Mullah Abdul Ghafour was a Taliban commander that ISAF forces claim was killed by an airstrike on February 4, 2007.

==Summary executions in January 2001==
The Afghan Justice Project described the execution of hundreds of civilians when the Taliban reoccupied Yakaolong:
"The massacre of non-combatants in Yakaolang began on Sunday, January 7, 2001. . Most killings were conducted on January 8. Taliban forces remained in the area until January 22, and carried out more summary executions that day. The total number killed during this period is at least 178 who have been provisionally identified, of whom 175 were civilians and 3 were military hors de combat. It has not been possible to obtain a more precise figure because of the difficulty in getting reliable, comprehensive lists of people killed in the mass arrests and firing squads."

The Afghan Justice Project identified Mullah Shahzad,
Mullah Abdul Sattar, and Mullah Abdul Ghaffar as the three most senior Taliban responsible for the alleged massacre.
It reported:
"Mullah Abdul Ghaffar was another Qandahari Pushtun Talib, not known in the area, who acted as a field commander during the operation. He had responsibility for the upper Darra Ali area and supervised the search operations there during January 8. During the operation, Taliban in Kabul informed the researcher the Ahmadullah had a coordinating role, for the simultaneous operations in Saighan, Kamard and Yakaolang. Already from January 7, the units in Yakaolang were expecting his arrival. Although he may not have physically gone to Yakaolang until the Tuesday or the Wednesday, when the main killing was over, he clearly had senior level responsibility in the command structure from the inception of the operation."

==Occupation of Musa Qala, February 2007==
A unit of several hundred Taliban soldiers occupied Musa Qala on February 2, 2007.
Eurasianet reports: "The attack laid waste to an agreement there, brokered last fall by Richards and local tribal elders, under which NATO troops agreed to withdraw from the town in return for a commitment by local Afghan leaders to oppose the Taliban."

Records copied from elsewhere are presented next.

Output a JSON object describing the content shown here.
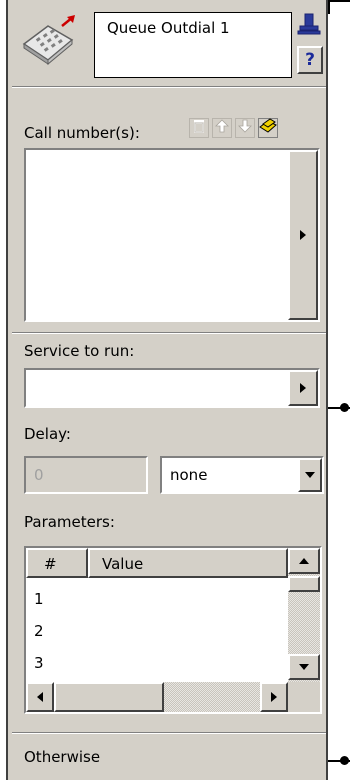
{
  "node": {
    "title": "Queue Outdial 1",
    "help_label": "?"
  },
  "call_numbers": {
    "label": "Call number(s):"
  },
  "service": {
    "label": "Service to run:",
    "value": ""
  },
  "delay": {
    "label": "Delay:",
    "value": "0",
    "unit_selected": "none"
  },
  "parameters": {
    "label": "Parameters:",
    "columns": [
      "#",
      "Value"
    ],
    "rows": [
      {
        "num": "1",
        "value": ""
      },
      {
        "num": "2",
        "value": ""
      },
      {
        "num": "3",
        "value": ""
      }
    ]
  },
  "otherwise": {
    "label": "Otherwise"
  },
  "icons": [
    "phone-icon",
    "lock-icon",
    "delete-icon",
    "move-up-icon",
    "move-down-icon",
    "add-number-icon"
  ]
}
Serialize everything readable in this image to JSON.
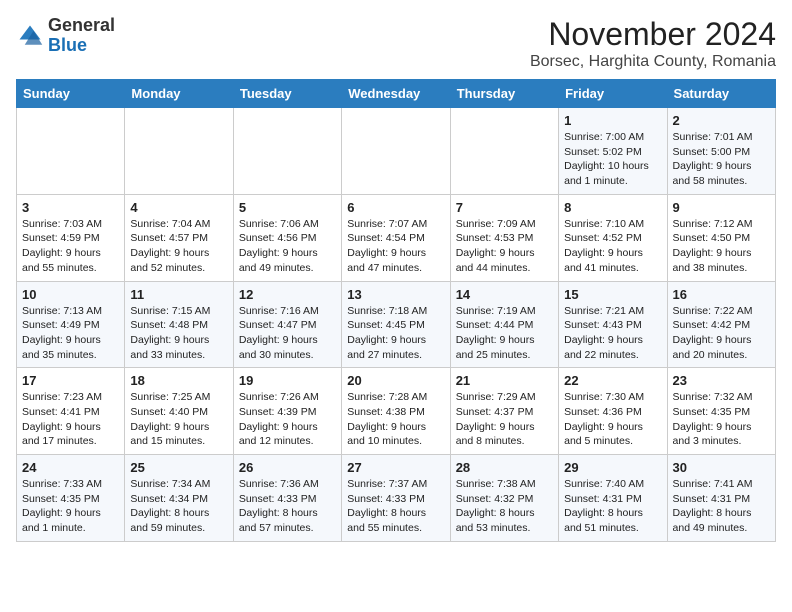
{
  "logo": {
    "general": "General",
    "blue": "Blue"
  },
  "title": "November 2024",
  "subtitle": "Borsec, Harghita County, Romania",
  "weekdays": [
    "Sunday",
    "Monday",
    "Tuesday",
    "Wednesday",
    "Thursday",
    "Friday",
    "Saturday"
  ],
  "weeks": [
    [
      {
        "day": "",
        "info": ""
      },
      {
        "day": "",
        "info": ""
      },
      {
        "day": "",
        "info": ""
      },
      {
        "day": "",
        "info": ""
      },
      {
        "day": "",
        "info": ""
      },
      {
        "day": "1",
        "info": "Sunrise: 7:00 AM\nSunset: 5:02 PM\nDaylight: 10 hours and 1 minute."
      },
      {
        "day": "2",
        "info": "Sunrise: 7:01 AM\nSunset: 5:00 PM\nDaylight: 9 hours and 58 minutes."
      }
    ],
    [
      {
        "day": "3",
        "info": "Sunrise: 7:03 AM\nSunset: 4:59 PM\nDaylight: 9 hours and 55 minutes."
      },
      {
        "day": "4",
        "info": "Sunrise: 7:04 AM\nSunset: 4:57 PM\nDaylight: 9 hours and 52 minutes."
      },
      {
        "day": "5",
        "info": "Sunrise: 7:06 AM\nSunset: 4:56 PM\nDaylight: 9 hours and 49 minutes."
      },
      {
        "day": "6",
        "info": "Sunrise: 7:07 AM\nSunset: 4:54 PM\nDaylight: 9 hours and 47 minutes."
      },
      {
        "day": "7",
        "info": "Sunrise: 7:09 AM\nSunset: 4:53 PM\nDaylight: 9 hours and 44 minutes."
      },
      {
        "day": "8",
        "info": "Sunrise: 7:10 AM\nSunset: 4:52 PM\nDaylight: 9 hours and 41 minutes."
      },
      {
        "day": "9",
        "info": "Sunrise: 7:12 AM\nSunset: 4:50 PM\nDaylight: 9 hours and 38 minutes."
      }
    ],
    [
      {
        "day": "10",
        "info": "Sunrise: 7:13 AM\nSunset: 4:49 PM\nDaylight: 9 hours and 35 minutes."
      },
      {
        "day": "11",
        "info": "Sunrise: 7:15 AM\nSunset: 4:48 PM\nDaylight: 9 hours and 33 minutes."
      },
      {
        "day": "12",
        "info": "Sunrise: 7:16 AM\nSunset: 4:47 PM\nDaylight: 9 hours and 30 minutes."
      },
      {
        "day": "13",
        "info": "Sunrise: 7:18 AM\nSunset: 4:45 PM\nDaylight: 9 hours and 27 minutes."
      },
      {
        "day": "14",
        "info": "Sunrise: 7:19 AM\nSunset: 4:44 PM\nDaylight: 9 hours and 25 minutes."
      },
      {
        "day": "15",
        "info": "Sunrise: 7:21 AM\nSunset: 4:43 PM\nDaylight: 9 hours and 22 minutes."
      },
      {
        "day": "16",
        "info": "Sunrise: 7:22 AM\nSunset: 4:42 PM\nDaylight: 9 hours and 20 minutes."
      }
    ],
    [
      {
        "day": "17",
        "info": "Sunrise: 7:23 AM\nSunset: 4:41 PM\nDaylight: 9 hours and 17 minutes."
      },
      {
        "day": "18",
        "info": "Sunrise: 7:25 AM\nSunset: 4:40 PM\nDaylight: 9 hours and 15 minutes."
      },
      {
        "day": "19",
        "info": "Sunrise: 7:26 AM\nSunset: 4:39 PM\nDaylight: 9 hours and 12 minutes."
      },
      {
        "day": "20",
        "info": "Sunrise: 7:28 AM\nSunset: 4:38 PM\nDaylight: 9 hours and 10 minutes."
      },
      {
        "day": "21",
        "info": "Sunrise: 7:29 AM\nSunset: 4:37 PM\nDaylight: 9 hours and 8 minutes."
      },
      {
        "day": "22",
        "info": "Sunrise: 7:30 AM\nSunset: 4:36 PM\nDaylight: 9 hours and 5 minutes."
      },
      {
        "day": "23",
        "info": "Sunrise: 7:32 AM\nSunset: 4:35 PM\nDaylight: 9 hours and 3 minutes."
      }
    ],
    [
      {
        "day": "24",
        "info": "Sunrise: 7:33 AM\nSunset: 4:35 PM\nDaylight: 9 hours and 1 minute."
      },
      {
        "day": "25",
        "info": "Sunrise: 7:34 AM\nSunset: 4:34 PM\nDaylight: 8 hours and 59 minutes."
      },
      {
        "day": "26",
        "info": "Sunrise: 7:36 AM\nSunset: 4:33 PM\nDaylight: 8 hours and 57 minutes."
      },
      {
        "day": "27",
        "info": "Sunrise: 7:37 AM\nSunset: 4:33 PM\nDaylight: 8 hours and 55 minutes."
      },
      {
        "day": "28",
        "info": "Sunrise: 7:38 AM\nSunset: 4:32 PM\nDaylight: 8 hours and 53 minutes."
      },
      {
        "day": "29",
        "info": "Sunrise: 7:40 AM\nSunset: 4:31 PM\nDaylight: 8 hours and 51 minutes."
      },
      {
        "day": "30",
        "info": "Sunrise: 7:41 AM\nSunset: 4:31 PM\nDaylight: 8 hours and 49 minutes."
      }
    ]
  ]
}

British General David J. Richards, an expert at negotiation, is the outgoing NATO commander. Eurasianet reports that the new NATO commander, American General Dan McNeill, opposes the kind of local agreements that Richards favored, and speculated that the aerial bombardment that was reported to have killed Mullah Abdul Ghafour was a sign of McNeill's more aggressive, less conciliatory approach.
"Officials in several European countries have quietly expressed concern about placing an American general in charge of the NATO force. Richards tried to create a less harsh, more economic-development-oriented identity for NATO in Afghanistan, as compared to the kicking-down-doors image that US forces have. Many local analysts expect NATO forces to embrace a more aggressive stance under McNeill, who is believed to oppose the type of local peace arrangements that Richards promoted. The danger at this point is that an overly aggressive NATO force in Afghanistan could alienate Afghans, and thus cause the Taliban's support base to grow."